Le danger ? les vacances dans des pays à risque et soirées festives
Les foyers épidémiques sont apparus notamment en Gironde et tout particulièrement à Bordeaux. (L'ARS dans son dernier communiqué en dénombrait 13 en Nouvelle-Aquitaine, 6 dans la capitale girondine)."Les clusters qui sont identifiés", précise Laurent Filleul, se déclarent "lors de soirées festives ou de mariages. Les participants vont alors se contaminer et des chaînes de transmission vont s’installer".
Autre source de contamination, les "voyageurs qui viennent de régions infectées où le virus circule activement (Madagascar, Algérie, Inde)". Il espère un résultat positif de la mesure annoncée par le gouvernement de rendre obligatoires les tests pour les passagers revenant de pays dits "à risque".

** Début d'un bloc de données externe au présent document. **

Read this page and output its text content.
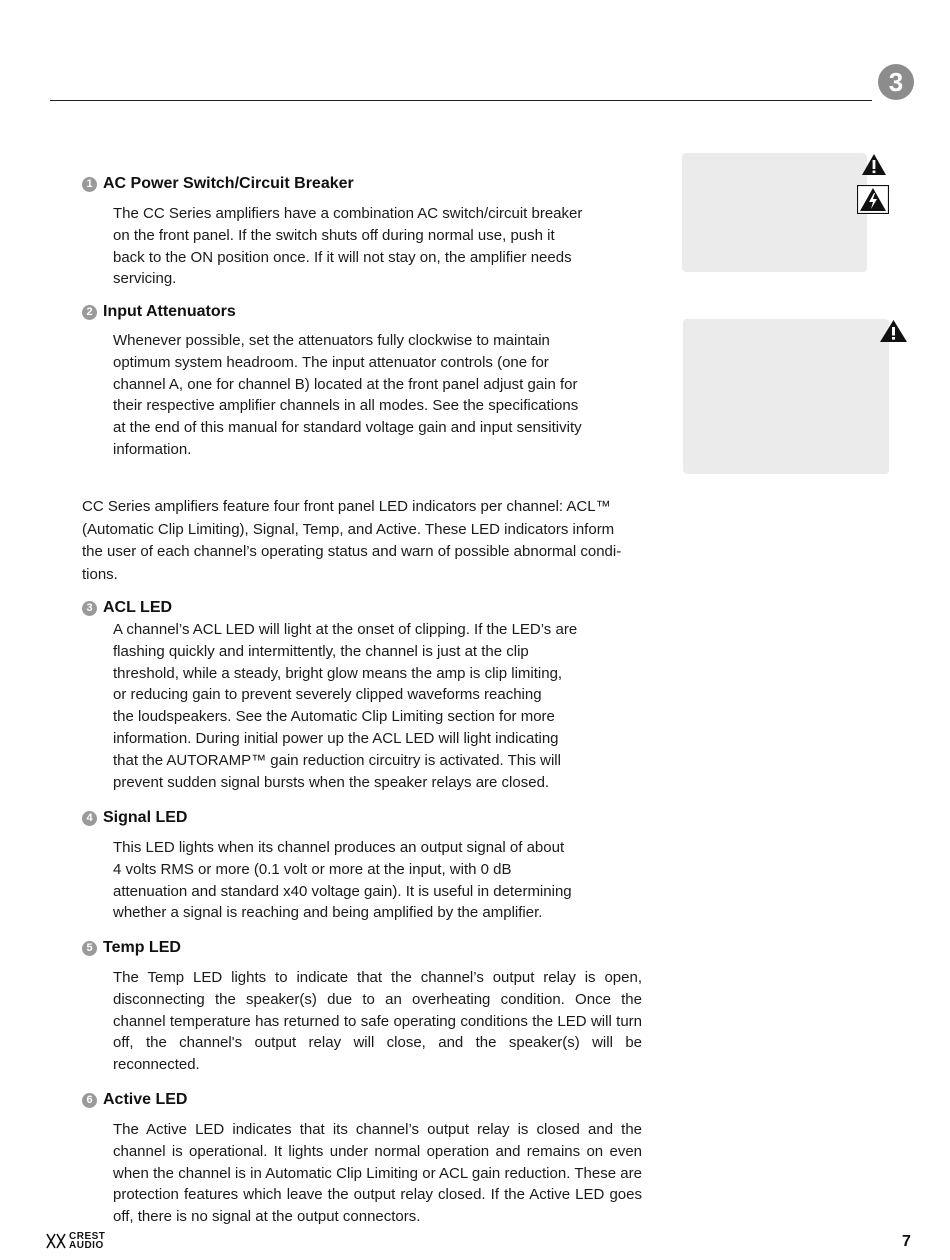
3
1 AC Power Switch/Circuit Breaker
The CC Series amplifiers have a combination AC switch/circuit breaker
on the front panel. If the switch shuts off during normal use, push it
back to the ON position once. If it will not stay on, the amplifier needs
servicing.
2 Input Attenuators
Whenever possible, set the attenuators fully clockwise to maintain
optimum system headroom. The input attenuator controls (one for
channel A, one for channel B) located at the front panel adjust gain for
their respective amplifier channels in all modes. See the specifications
at the end of this manual for standard voltage gain and input sensitivity
information.
CC Series amplifiers feature four front panel LED indicators per channel: ACL™
(Automatic Clip Limiting), Signal, Temp, and Active. These LED indicators inform
the user of each channel’s operating status and warn of possible abnormal condi-
tions.
3 ACL LED
A channel’s ACL LED will light at the onset of clipping. If the LED’s are
flashing quickly and intermittently, the channel is just at the clip
threshold, while a steady, bright glow means the amp is clip limiting,
or reducing gain to prevent severely clipped waveforms reaching
the loudspeakers. See the Automatic Clip Limiting section for more
information. During initial power up the ACL LED will light indicating
that the AUTORAMP™ gain reduction circuitry is activated. This will
prevent sudden signal bursts when the speaker relays are closed.
4 Signal LED
This LED lights when its channel produces an output signal of about
4 volts RMS or more (0.1 volt or more at the input, with 0 dB
attenuation and standard x40 voltage gain). It is useful in determining
whether a signal is reaching and being amplified by the amplifier.
5 Temp LED
The Temp LED lights to indicate that the channel’s output relay is open, disconnecting the speaker(s) due to an overheating condition. Once the channel temperature has returned to safe operating conditions the LED will turn off, the channel's output relay will close, and the speaker(s) will be reconnected.
6 Active LED
The Active LED indicates that its channel’s output relay is closed and the channel is operational. It lights under normal operation and remains on even when the channel is in Automatic Clip Limiting or ACL gain reduction. These are protection features which leave the output relay closed. If the Active LED goes off, there is no signal at the output connectors.
CREST
AUDIO	7
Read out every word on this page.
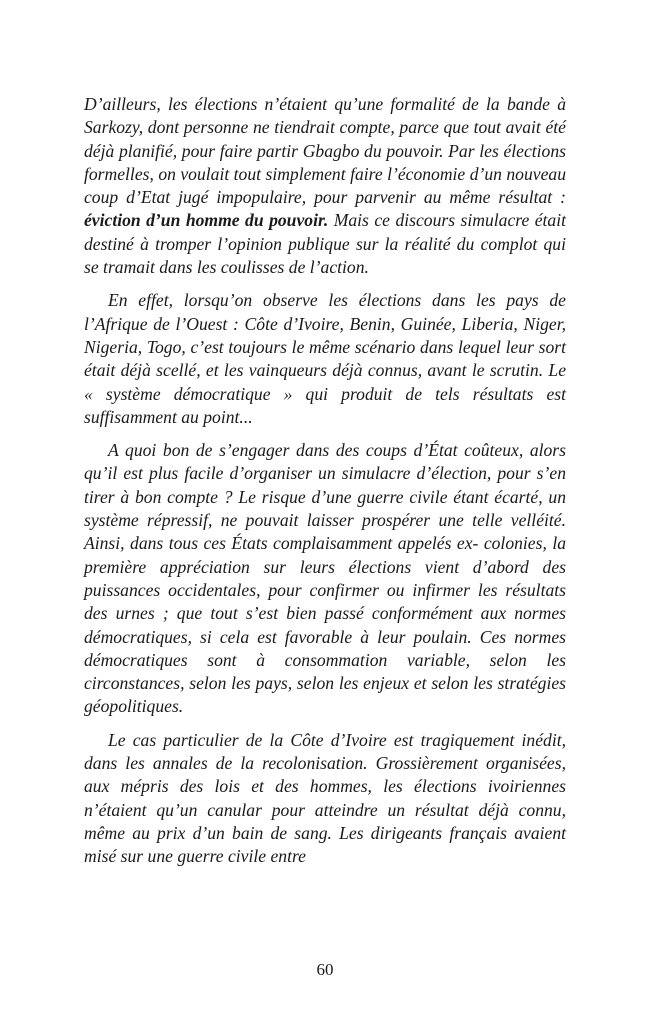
D’ailleurs, les élections n’étaient qu’une formalité de la bande à Sarkozy, dont personne ne tiendrait compte, parce que tout avait été déjà planifié, pour faire partir Gbagbo du pouvoir. Par les élections formelles, on voulait tout simplement faire l’économie d’un nouveau coup d’Etat jugé impopulaire, pour parvenir au même résultat : éviction d’un homme du pouvoir. Mais ce discours simulacre était destiné à tromper l’opinion publique sur la réalité du complot qui se tramait dans les coulisses de l’action.

En effet, lorsqu’on observe les élections dans les pays de l’Afrique de l’Ouest : Côte d’Ivoire, Benin, Guinée, Liberia, Niger, Nigeria, Togo, c’est toujours le même scénario dans lequel leur sort était déjà scellé, et les vainqueurs déjà connus, avant le scrutin. Le « système démocratique » qui produit de tels résultats est suffisamment au point...

A quoi bon de s’engager dans des coups d’État coûteux, alors qu’il est plus facile d’organiser un simulacre d’élection, pour s’en tirer à bon compte ? Le risque d’une guerre civile étant écarté, un système répressif, ne pouvait laisser prospérer une telle velléité. Ainsi, dans tous ces États complaisamment appelés ex- colonies, la première appréciation sur leurs élections vient d’abord des puissances occidentales, pour confirmer ou infirmer les résultats des urnes ; que tout s’est bien passé conformément aux normes démocratiques, si cela est favorable à leur poulain. Ces normes démocratiques sont à consommation variable, selon les circonstances, selon les pays, selon les enjeux et selon les stratégies géopolitiques.

Le cas particulier de la Côte d’Ivoire est tragiquement inédit, dans les annales de la recolonisation. Grossièrement organisées, aux mépris des lois et des hommes, les élections ivoiriennes n’étaient qu’un canular pour atteindre un résultat déjà connu, même au prix d’un bain de sang. Les dirigeants français avaient misé sur une guerre civile entre

60
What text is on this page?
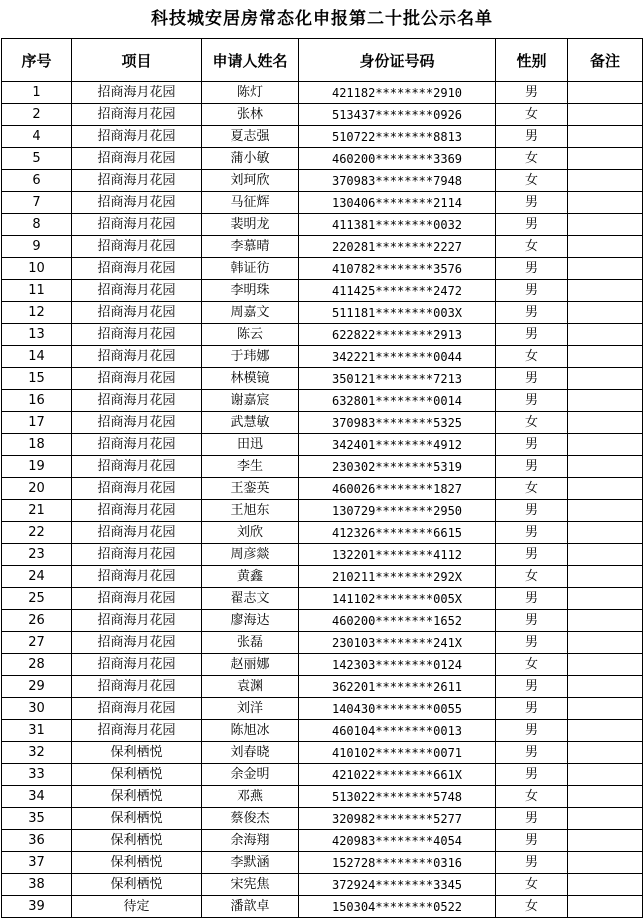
科技城安居房常态化申报第二十批公示名单
序号	项目	申请人姓名	身份证号码	性别	备注
1	招商海月花园	陈灯	421182********2910	男	
2	招商海月花园	张林	513437********0926	女	
4	招商海月花园	夏志强	510722********8813	男	
5	招商海月花园	蒲小敏	460200********3369	女	
6	招商海月花园	刘珂欣	370983********7948	女	
7	招商海月花园	马征辉	130406********2114	男	
8	招商海月花园	裴明龙	411381********0032	男	
9	招商海月花园	李慕晴	220281********2227	女	
10	招商海月花园	韩证彷	410782********3576	男	
11	招商海月花园	李明珠	411425********2472	男	
12	招商海月花园	周嘉文	511181********003X	男	
13	招商海月花园	陈云	622822********2913	男	
14	招商海月花园	于玮娜	342221********0044	女	
15	招商海月花园	林模镜	350121********7213	男	
16	招商海月花园	谢嘉宸	632801********0014	男	
17	招商海月花园	武慧敏	370983********5325	女	
18	招商海月花园	田迅	342401********4912	男	
19	招商海月花园	李生	230302********5319	男	
20	招商海月花园	王銮英	460026********1827	女	
21	招商海月花园	王旭东	130729********2950	男	
22	招商海月花园	刘欣	412326********6615	男	
23	招商海月花园	周彦燚	132201********4112	男	
24	招商海月花园	黄鑫	210211********292X	女	
25	招商海月花园	翟志文	141102********005X	男	
26	招商海月花园	廖海达	460200********1652	男	
27	招商海月花园	张磊	230103********241X	男	
28	招商海月花园	赵丽娜	142303********0124	女	
29	招商海月花园	袁渊	362201********2611	男	
30	招商海月花园	刘洋	140430********0055	男	
31	招商海月花园	陈旭冰	460104********0013	男	
32	保利栖悦	刘春晓	410102********0071	男	
33	保利栖悦	余金明	421022********661X	男	
34	保利栖悦	邓燕	513022********5748	女	
35	保利栖悦	蔡俊杰	320982********5277	男	
36	保利栖悦	余海翔	420983********4054	男	
37	保利栖悦	李默涵	152728********0316	男	
38	保利栖悦	宋宪焦	372924********3345	女	
39	待定	潘歆卓	150304********0522	女	
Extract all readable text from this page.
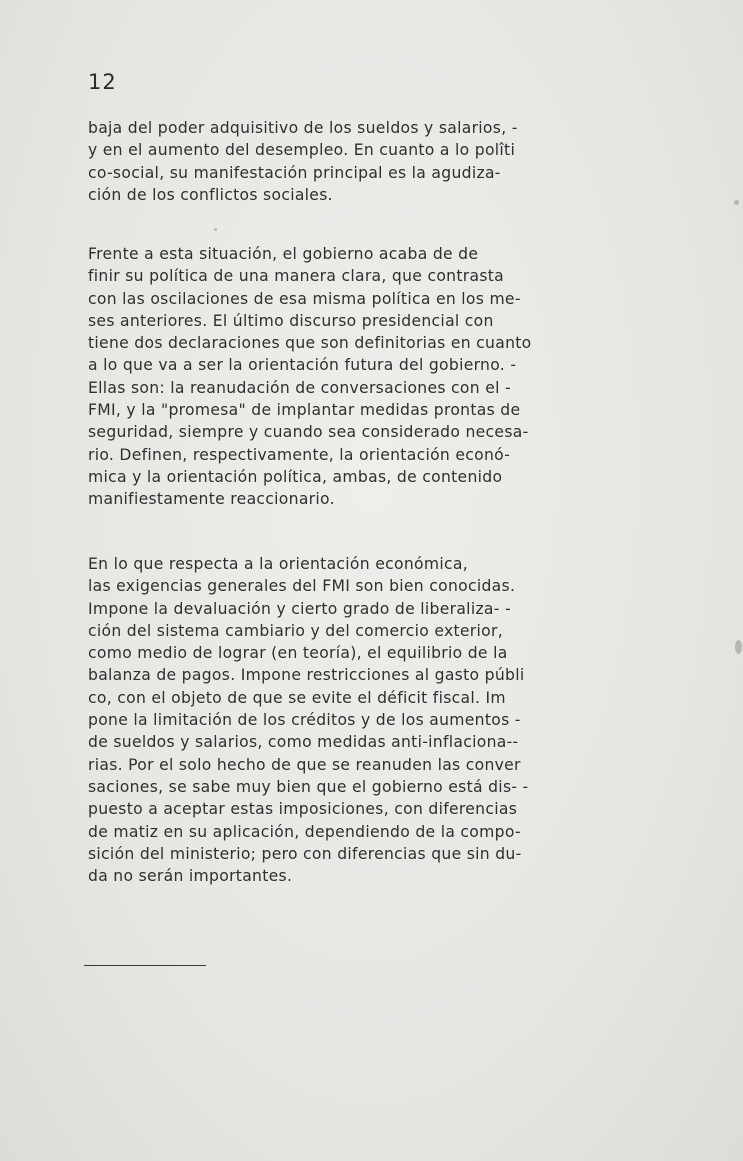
12
baja del poder adquisitivo de los sueldos y salarios, -
y en el aumento del desempleo. En cuanto a lo polîti
co-social, su manifestación principal es la agudiza-
ción de los conflictos sociales.
Frente a esta situación, el gobierno acaba de de
finir su política de una manera clara, que contrasta
con las oscilaciones de esa misma política en los me-
ses anteriores. El último discurso presidencial con
tiene dos declaraciones que son definitorias en cuanto
a lo que va a ser la orientación futura del gobierno. -
Ellas son: la reanudación de conversaciones con el -
FMI, y la "promesa" de implantar medidas prontas de
seguridad, siempre y cuando sea considerado necesa-
rio. Definen, respectivamente, la orientación econó-
mica y la orientación política, ambas, de contenido
manifiestamente reaccionario.
En lo que respecta a la orientación económica,
las exigencias generales del FMI son bien conocidas.
Impone la devaluación y cierto grado de liberaliza- -
ción del sistema cambiario y del comercio exterior,
como medio de lograr (en teoría), el equilibrio de la
balanza de pagos. Impone restricciones al gasto públi
co, con el objeto de que se evite el déficit fiscal. Im
pone la limitación de los créditos y de los aumentos -
de sueldos y salarios, como medidas anti-inflaciona--
rias. Por el solo hecho de que se reanuden las conver
saciones, se sabe muy bien que el gobierno está dis- -
puesto a aceptar estas imposiciones, con diferencias
de matiz en su aplicación, dependiendo de la compo-
sición del ministerio; pero con diferencias que sin du-
da no serán importantes.
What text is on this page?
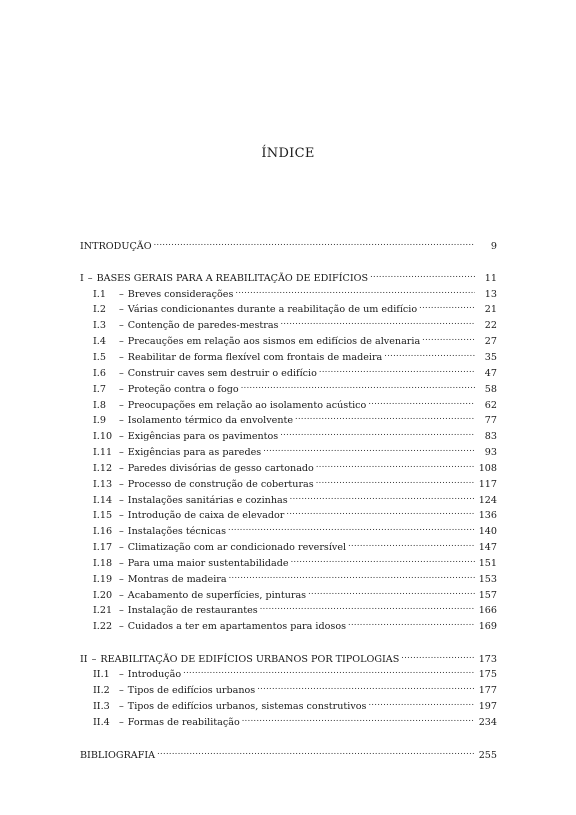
ÍNDICE
INTRODUÇÃO .....	9
I – BASES GERAIS PARA A REABILITAÇÃO DE EDIFÍCIOS .....	11
I.1	– Breves considerações .....	13
I.2	– Várias condicionantes durante a reabilitação de um edifício .....	21
I.3	– Contenção de paredes-mestras .....	22
I.4	– Precauções em relação aos sismos em edifícios de alvenaria .....	27
I.5	– Reabilitar de forma flexível com frontais de madeira .....	35
I.6	– Construir caves sem destruir o edifício .....	47
I.7	– Proteção contra o fogo .....	58
I.8	– Preocupações em relação ao isolamento acústico .....	62
I.9	– Isolamento térmico da envolvente .....	77
I.10 – Exigências para os pavimentos .....	83
I.11 – Exigências para as paredes .....	93
I.12 – Paredes divisórias de gesso cartonado .....	108
I.13 – Processo de construção de coberturas .....	117
I.14 – Instalações sanitárias e cozinhas .....	124
I.15 – Introdução de caixa de elevador .....	136
I.16 – Instalações técnicas .....	140
I.17 – Climatização com ar condicionado reversível .....	147
I.18 – Para uma maior sustentabilidade .....	151
I.19 – Montras de madeira .....	153
I.20 – Acabamento de superfícies, pinturas .....	157
I.21 – Instalação de restaurantes .....	166
I.22 – Cuidados a ter em apartamentos para idosos .....	169
II – REABILITAÇÃO DE EDIFÍCIOS URBANOS POR TIPOLOGIAS .....	173
II.1 – Introdução .....	175
II.2 – Tipos de edifícios urbanos .....	177
II.3 – Tipos de edifícios urbanos, sistemas construtivos .....	197
II.4 – Formas de reabilitação .....	234
BIBLIOGRAFIA .....	255
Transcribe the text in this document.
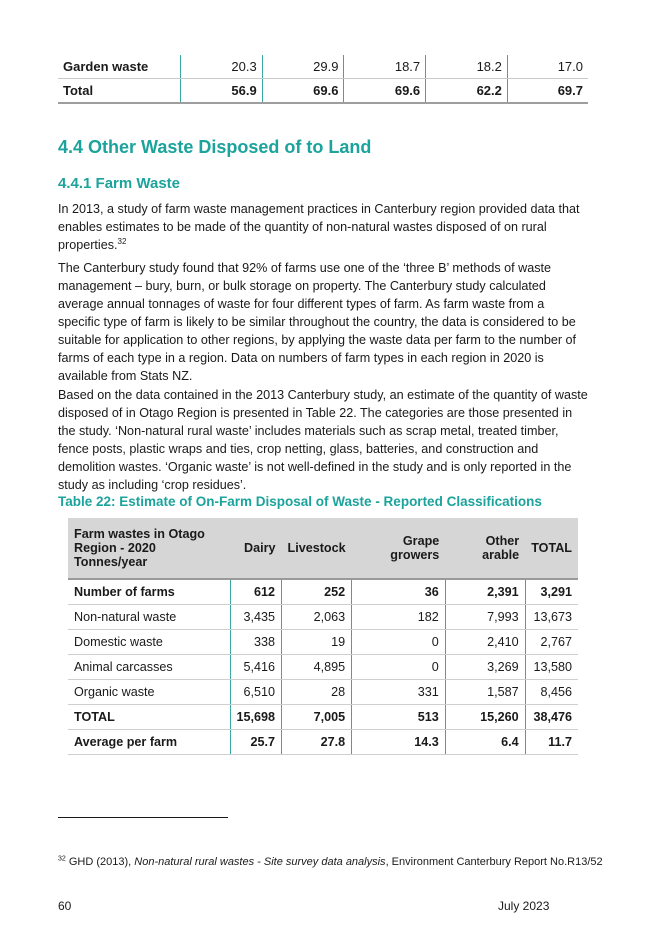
Garden waste	20.3	29.9	18.7	18.2	17.0
Total	56.9	69.6	69.6	62.2	69.7
4.4 Other Waste Disposed of to Land
4.4.1 Farm Waste

In 2013, a study of farm waste management practices in Canterbury region provided data that enables estimates to be made of the quantity of non-natural wastes disposed of on rural properties.$^{32}$

The Canterbury study found that 92% of farms use one of the ‘three B’ methods of waste management – bury, burn, or bulk storage on property. The Canterbury study calculated average annual tonnages of waste for four different types of farm. As farm waste from a specific type of farm is likely to be similar throughout the country, the data is considered to be suitable for application to other regions, by applying the waste data per farm to the number of farms of each type in a region. Data on numbers of farm types in each region in 2020 is available from Stats NZ.

Based on the data contained in the 2013 Canterbury study, an estimate of the quantity of waste disposed of in Otago Region is presented in Table 22. The categories are those presented in the study. ‘Non-natural rural waste’ includes materials such as scrap metal, treated timber, fence posts, plastic wraps and ties, crop netting, glass, batteries, and construction and demolition wastes. ‘Organic waste’ is not well-defined in the study and is only reported in the study as including ‘crop residues’.

Table 22: Estimate of On-Farm Disposal of Waste - Reported Classifications

Farm wastes in Otago Region - 2020 Tonnes/year	Dairy	Livestock	Grape growers	Other arable	TOTAL
Number of farms	612	252	36	2,391	3,291
Non-natural waste	3,435	2,063	182	7,993	13,673
Domestic waste	338	19	0	2,410	2,767
Animal carcasses	5,416	4,895	0	3,269	13,580
Organic waste	6,510	28	331	1,587	8,456
TOTAL	15,698	7,005	513	15,260	38,476
Average per farm	25.7	27.8	14.3	6.4	11.7

$^{32}$ GHD (2013), Non-natural rural wastes - Site survey data analysis, Environment Canterbury Report No.R13/52

60	July 2023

"La Gironde est un département des plus touristiques. On a un brassage de population. Ce brassage, sans mesure de protection, expose la population à un risque de contracter le virus et ensuite de le propager. Il faut une attention particulière vis-à-vis des retours de voyage. Le gouvernement a pris des mesures. On espère qu’elles vont avoir un impact positif pour freiner la circulation du virus dans le département et la région".
Cette évolution défavorable, le responsable régional de Santé publique France la met en parallèle avec un relâchement des gestes barrière, lavage des mains, port du masque notamment chez les 15-44 ans. Or, l'ARS avait alerté sur le fait que le virus gagnait du terrain dans cette tranche d'âge.
#COVID19| Point au 24 juillet
— ARS Nouvelle-Aquitaine (@ARS_NAquit) July 24, 2020
En juillet, le virus gagne du terrain, en particulier chez les 15-44 ans
? 25 nouveaux cas positifs au 21 juillet
? 13 clusters en cours (hors cas familiaux restreints)
? 60 personnes hospitalisées dont 11 en réanimation
?https://t.co/buI3mU6JpB
"Ces gens-là, un jour ou l’autre, vont être en contact avec des personnes plus fragiles et le risque, c’est que ces personnes plus fragiles finissent à l’hôpital et en réanimation avec malheureusement des décès" redoute Laurent Filleul qui rappelle qu'"il n’y a pas de profil de personne protégée".
Le 15-44 ans ont les comportements les plus à risque
"Le virus ne va pas s’arrêter en fonction des classes d’âge. Les personnes qui ont des comportements les plus à risque, ce sont les 15-44 ans en Gironde. Elles vont se comporter comme des vecteurs qui vont propager le virus alors qu’elles pourraient être en contact avec des personnes fragiles, leur famille, leur entourage, sur leur lieu de travail. Ce ne sera pas forcément des personnes âgées mais des personnes qui peuvent avoir des pathologies fragilisantes, des diabétiques, des personnes obèses, des personnes avec des difficultés respiratoires et on pourrait exposer de manière de plus en plus importante ces personnes fragiles".
La seule protection, martèle Laurent Filleul, ce sont les mesures barrière. Le temps ensoleillé, les vacances invitent à l'insouciance. La première vague comme la gravité de la situation ont été un peu vite oubliées déplore-t-il.
"Les gens disent : je suis en vacances, je suis là pour en profiter, faire la fête et pas pour avoir des contraintes. Malheureusement on a besoin de respecter ces contraintes qui ne sont pas si fortes".
Cet été, plus que jamais, le mot d’ordre doit rester une vigilance maximale. "Tout ce qui sera fait aujourd’hui sera bénéfique pour ce qui pourrait arriver à la rentrée" conclut Laurent Filleul.